Happy WebGPU Day

Apr 06 2023

Yesterday was a big day for the Web: Chrome just shipped WebGPU without flags in the Beta for Version 113. Someone on Nomic’s GPT4All discord asked me to ELI5 what this means, so I’m going to cross-post it here—it’s more important than you’d think for both visualization and ML people. (thread)

So: GPUs are processors on basically every computer/phone. Individually they’re weaker than CPUs, but they run in packs of little ones that run in parallel. The G is for ‘graphics,’ but it’s turned out they’re good for anything involving lots of math–like ‘AI’, which at core boils down to lots (and lots and lots) of matrix multiplication operations. To do math, not graphics, on a GPU you need an API/language for them; the most important of these is CUDA, which is tightly coupled to NVidia and a real PITA to set up.

On the web, we’ve only been able to access the GPU through something called WebGL. It’s old, and while you can do some neat stuff with it, it’s fundamentally built for graphics, not for the matrix-multiplication type stuff that is the bread and butter of deep learning models. Since WebGL launched in 2011, lots of companies have been designing better languages that only run on their particular systems–Vulkan for Android, Metal for iOS, etc. These are great where they work, but even harder to run everywhere than CUDA.

WebGPU is an API and programming that sits on top of all these super low-level languages and allows people to write GPU code that runs on all of them–that is, on just about any phone/computer with a web browser. This is a big deal, because it has “compute shaders” that lets you write programs that take data and turn it into other data. Working with data in WebGL is really weird–you have to do things like draw to an invisible canvas and then read the colors as numbers. In WebGPU, you can just do math. Really fast.

That means it’s actually capable of doing–say–inference on a machine-learning model like GPT4All, multiplications on data frames, etc. There are already some crazy things out there, like a version of Stable Diffusion that runs in your web browser.

I wrote a post here two years ago about why WebGPU makes javascript the most interesting programming language out there for data analysts/ML people. Even more seems possible now. When we start implementing the Apache Arrow spec to store dataframes on GPU, currently blazing-fast packages like DuckDB and Polars; in browser versions of GPT4All and other small language models; etc.

This will be great for deepscatter too. Maps like https://atlas.nomic.ai/map/twitter can render 5,000,000 tweets incredibly fast, but need a lot of CPU for compute. Often it’s fast enough, but real-time rendering needs to run 30x a second: I have a long and growing list of things that are nearly impossible in WebGL but will be quite easy in WebGPU.

Right now it’s only released on Chrome, but it’s not an only-Google thing forever. It’s an honest-to-goodness W3C standard like HTML, CSS, or SVG. All the browsers have been working on it; Chrome is just shipping first because Google is rich compared to Safari and Firefox. One of my favorite parts about reading the minutes of the WebGPU committee over the last year is watching people from the other browsers jealously grouse about how much money Google throws at Chrome.

JB: Corentin mentioned that all the browser vendors have been at the table, for a long time. Haven’t you had a long enough chance to give that feedback already? Answer is - no. :) Our impl isn’t done. Not about whether a certain period of time has elapsed - but rather do you have an impl that satisfies the criteria.

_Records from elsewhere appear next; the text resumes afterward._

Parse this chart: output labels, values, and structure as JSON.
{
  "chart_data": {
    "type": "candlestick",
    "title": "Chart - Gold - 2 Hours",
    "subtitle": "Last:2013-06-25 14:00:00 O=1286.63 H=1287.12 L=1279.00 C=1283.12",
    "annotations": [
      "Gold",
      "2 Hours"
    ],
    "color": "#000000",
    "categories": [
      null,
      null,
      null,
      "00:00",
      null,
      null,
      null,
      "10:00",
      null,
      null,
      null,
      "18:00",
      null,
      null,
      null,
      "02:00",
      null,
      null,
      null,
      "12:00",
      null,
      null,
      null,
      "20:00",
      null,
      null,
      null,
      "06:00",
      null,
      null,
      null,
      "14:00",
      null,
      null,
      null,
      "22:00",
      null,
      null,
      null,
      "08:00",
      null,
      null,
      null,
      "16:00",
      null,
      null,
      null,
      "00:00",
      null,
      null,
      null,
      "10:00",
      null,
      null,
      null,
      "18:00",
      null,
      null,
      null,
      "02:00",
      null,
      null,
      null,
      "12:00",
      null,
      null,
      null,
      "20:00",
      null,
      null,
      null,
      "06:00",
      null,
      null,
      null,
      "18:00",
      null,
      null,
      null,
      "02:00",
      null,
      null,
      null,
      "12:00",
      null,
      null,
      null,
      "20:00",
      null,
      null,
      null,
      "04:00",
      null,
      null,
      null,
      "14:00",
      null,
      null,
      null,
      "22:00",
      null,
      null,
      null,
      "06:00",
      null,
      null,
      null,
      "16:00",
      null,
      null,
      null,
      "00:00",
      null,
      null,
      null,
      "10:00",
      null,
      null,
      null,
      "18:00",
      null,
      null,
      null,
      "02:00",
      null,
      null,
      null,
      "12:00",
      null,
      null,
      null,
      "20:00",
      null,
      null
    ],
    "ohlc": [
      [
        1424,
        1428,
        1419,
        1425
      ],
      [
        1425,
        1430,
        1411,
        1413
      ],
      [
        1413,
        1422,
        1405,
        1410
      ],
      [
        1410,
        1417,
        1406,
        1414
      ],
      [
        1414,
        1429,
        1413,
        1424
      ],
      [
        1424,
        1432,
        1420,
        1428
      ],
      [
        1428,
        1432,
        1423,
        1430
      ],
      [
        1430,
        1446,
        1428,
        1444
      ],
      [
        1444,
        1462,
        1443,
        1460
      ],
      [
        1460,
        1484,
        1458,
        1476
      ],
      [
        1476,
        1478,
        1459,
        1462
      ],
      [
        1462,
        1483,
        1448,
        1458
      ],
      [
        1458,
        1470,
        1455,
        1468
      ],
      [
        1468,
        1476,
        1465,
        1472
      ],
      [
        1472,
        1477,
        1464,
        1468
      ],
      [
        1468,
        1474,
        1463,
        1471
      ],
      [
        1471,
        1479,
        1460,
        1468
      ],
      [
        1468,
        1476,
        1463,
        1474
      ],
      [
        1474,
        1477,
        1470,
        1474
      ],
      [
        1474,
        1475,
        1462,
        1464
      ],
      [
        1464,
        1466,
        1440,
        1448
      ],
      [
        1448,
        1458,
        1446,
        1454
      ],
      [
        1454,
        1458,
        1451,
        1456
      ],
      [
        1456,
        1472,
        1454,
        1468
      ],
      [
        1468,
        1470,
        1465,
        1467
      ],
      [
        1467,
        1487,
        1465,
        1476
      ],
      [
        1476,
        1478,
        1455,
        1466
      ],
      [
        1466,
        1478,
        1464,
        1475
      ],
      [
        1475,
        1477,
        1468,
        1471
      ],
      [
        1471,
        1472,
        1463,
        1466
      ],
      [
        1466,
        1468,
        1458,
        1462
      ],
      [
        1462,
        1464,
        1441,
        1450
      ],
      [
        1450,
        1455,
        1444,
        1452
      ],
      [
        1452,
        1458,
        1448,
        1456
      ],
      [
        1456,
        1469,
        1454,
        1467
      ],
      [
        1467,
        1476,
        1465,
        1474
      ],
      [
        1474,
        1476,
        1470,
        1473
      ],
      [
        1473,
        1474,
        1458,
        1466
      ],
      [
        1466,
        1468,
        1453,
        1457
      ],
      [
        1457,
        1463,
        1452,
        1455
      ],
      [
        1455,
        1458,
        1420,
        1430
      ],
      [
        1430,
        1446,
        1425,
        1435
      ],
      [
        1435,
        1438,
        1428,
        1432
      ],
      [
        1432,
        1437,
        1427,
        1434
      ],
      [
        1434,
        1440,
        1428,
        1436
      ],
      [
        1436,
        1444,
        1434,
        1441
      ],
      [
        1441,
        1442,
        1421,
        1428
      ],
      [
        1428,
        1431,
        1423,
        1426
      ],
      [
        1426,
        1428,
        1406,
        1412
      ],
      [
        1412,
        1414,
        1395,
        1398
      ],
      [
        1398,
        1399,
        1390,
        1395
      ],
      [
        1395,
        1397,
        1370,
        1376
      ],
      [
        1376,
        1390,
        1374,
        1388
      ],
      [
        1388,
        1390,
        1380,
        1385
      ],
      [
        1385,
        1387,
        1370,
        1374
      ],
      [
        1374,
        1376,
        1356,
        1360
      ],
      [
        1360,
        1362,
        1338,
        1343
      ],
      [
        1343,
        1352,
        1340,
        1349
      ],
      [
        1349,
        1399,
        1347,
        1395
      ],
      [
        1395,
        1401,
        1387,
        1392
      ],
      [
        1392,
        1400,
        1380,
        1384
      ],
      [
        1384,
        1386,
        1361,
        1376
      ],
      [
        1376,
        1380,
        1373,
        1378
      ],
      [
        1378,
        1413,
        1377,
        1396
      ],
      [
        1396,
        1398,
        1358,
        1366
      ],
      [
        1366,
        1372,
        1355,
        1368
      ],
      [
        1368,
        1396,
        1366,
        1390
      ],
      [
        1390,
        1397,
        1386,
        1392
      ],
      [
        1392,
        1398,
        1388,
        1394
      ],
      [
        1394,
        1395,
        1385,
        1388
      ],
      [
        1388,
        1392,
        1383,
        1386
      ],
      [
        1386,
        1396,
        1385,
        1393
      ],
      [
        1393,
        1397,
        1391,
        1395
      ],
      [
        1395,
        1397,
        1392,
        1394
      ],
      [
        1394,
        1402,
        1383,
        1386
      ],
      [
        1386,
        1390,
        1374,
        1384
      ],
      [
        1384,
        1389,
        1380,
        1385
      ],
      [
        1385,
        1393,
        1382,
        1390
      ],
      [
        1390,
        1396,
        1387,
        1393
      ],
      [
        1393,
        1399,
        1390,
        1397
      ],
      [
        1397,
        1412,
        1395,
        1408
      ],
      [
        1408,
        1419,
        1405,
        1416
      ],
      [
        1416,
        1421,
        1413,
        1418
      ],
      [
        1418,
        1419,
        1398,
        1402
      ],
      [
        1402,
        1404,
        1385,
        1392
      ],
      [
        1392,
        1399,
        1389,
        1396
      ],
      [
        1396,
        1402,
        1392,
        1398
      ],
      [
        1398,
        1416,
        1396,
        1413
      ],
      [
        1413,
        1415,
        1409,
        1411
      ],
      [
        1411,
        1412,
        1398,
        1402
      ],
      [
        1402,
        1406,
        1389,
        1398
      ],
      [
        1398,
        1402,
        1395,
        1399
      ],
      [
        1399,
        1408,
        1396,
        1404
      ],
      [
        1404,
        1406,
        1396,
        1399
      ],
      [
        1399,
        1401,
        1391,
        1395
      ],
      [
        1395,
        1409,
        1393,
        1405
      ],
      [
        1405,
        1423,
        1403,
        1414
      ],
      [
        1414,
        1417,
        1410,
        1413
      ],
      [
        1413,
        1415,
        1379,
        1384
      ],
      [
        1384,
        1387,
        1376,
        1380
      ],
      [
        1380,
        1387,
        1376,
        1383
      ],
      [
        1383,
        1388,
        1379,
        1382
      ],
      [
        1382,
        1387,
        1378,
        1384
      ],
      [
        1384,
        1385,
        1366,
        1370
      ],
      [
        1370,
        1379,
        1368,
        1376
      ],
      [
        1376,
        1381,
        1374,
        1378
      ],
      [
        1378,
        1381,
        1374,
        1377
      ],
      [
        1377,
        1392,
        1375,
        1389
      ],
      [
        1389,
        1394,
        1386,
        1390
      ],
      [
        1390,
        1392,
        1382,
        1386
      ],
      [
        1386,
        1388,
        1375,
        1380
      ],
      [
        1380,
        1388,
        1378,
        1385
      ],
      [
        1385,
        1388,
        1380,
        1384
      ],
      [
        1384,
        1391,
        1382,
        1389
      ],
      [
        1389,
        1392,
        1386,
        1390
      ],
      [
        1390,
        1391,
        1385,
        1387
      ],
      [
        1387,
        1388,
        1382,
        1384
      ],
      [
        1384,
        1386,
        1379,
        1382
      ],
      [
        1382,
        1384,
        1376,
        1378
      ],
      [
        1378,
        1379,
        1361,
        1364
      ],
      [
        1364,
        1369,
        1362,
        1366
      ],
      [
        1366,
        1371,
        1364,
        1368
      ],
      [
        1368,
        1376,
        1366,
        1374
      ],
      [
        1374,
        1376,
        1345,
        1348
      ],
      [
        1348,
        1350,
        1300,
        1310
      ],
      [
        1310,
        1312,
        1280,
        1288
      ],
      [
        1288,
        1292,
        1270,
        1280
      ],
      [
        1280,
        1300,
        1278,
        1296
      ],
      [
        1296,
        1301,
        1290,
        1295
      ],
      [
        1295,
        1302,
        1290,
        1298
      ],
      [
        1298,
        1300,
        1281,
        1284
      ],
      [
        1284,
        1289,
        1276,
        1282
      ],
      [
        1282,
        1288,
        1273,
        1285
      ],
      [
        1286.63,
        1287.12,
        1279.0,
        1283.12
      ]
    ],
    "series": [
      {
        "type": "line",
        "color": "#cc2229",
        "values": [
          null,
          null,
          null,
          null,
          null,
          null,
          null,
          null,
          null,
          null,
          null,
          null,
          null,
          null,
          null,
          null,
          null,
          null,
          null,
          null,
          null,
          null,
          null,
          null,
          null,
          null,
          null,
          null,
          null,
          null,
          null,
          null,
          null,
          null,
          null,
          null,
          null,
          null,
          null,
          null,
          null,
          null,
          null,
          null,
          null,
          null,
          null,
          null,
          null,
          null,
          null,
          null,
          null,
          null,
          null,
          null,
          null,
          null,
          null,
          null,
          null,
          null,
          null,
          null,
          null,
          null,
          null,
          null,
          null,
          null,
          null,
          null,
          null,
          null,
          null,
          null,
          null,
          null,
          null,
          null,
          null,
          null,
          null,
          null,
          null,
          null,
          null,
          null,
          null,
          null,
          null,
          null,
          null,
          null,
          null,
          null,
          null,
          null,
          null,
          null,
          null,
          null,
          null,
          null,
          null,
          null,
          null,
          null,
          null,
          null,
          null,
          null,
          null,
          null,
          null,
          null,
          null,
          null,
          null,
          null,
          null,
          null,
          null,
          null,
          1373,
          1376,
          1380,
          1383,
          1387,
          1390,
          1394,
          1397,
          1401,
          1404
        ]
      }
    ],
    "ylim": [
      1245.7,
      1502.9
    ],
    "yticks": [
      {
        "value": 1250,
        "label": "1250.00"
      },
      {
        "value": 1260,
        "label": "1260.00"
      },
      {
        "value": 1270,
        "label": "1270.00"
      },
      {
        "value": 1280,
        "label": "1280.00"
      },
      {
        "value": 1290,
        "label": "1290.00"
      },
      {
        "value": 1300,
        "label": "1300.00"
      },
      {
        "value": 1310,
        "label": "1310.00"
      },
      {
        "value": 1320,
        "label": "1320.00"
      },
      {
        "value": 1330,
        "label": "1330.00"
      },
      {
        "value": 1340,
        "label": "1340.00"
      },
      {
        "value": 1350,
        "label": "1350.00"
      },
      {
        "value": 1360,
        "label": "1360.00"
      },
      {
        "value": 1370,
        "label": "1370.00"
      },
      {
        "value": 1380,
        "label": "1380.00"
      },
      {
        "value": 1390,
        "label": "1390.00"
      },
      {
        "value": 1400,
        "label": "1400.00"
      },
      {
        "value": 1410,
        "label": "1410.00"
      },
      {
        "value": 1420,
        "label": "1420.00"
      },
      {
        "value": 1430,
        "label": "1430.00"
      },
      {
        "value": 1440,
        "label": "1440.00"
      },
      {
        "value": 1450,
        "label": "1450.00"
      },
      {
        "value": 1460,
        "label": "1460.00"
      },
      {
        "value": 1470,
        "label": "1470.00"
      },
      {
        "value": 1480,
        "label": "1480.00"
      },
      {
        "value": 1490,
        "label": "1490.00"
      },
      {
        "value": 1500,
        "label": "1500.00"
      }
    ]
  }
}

Chrome’s one of the best funded orgs in KR: Without going too much into funding, thinking about spec criteria, we had a list of bugs triaged into v1 and post-v1. Let’s burn that down to zero, and if we consider larger change, we should probably let them sit as they are. There’s probably a way to implement something reasonable later. We can probably do these changes in a compat way in the future. Let’s get issues down to zero. Impl feedback is useful of course. We don’t go to rec without multiple impls. Looking at wording, I don’t think “canditate rec” is gated on mult implementations.

But they’ll come along–the Chrome-derived ones like Edge first, but Safari and Firefox eventually too because GPU compute is just such an important thing. And when they do, it rescrambles the whole compute stack. Slowly but surely real GPU compute, tensor operations, all the stuff that makes AI tick moves from something that happens only in the cloud, to something that can get reshuffled, rearranged, and done privately on PCs again. Another chance to reclaim compute from the cloud.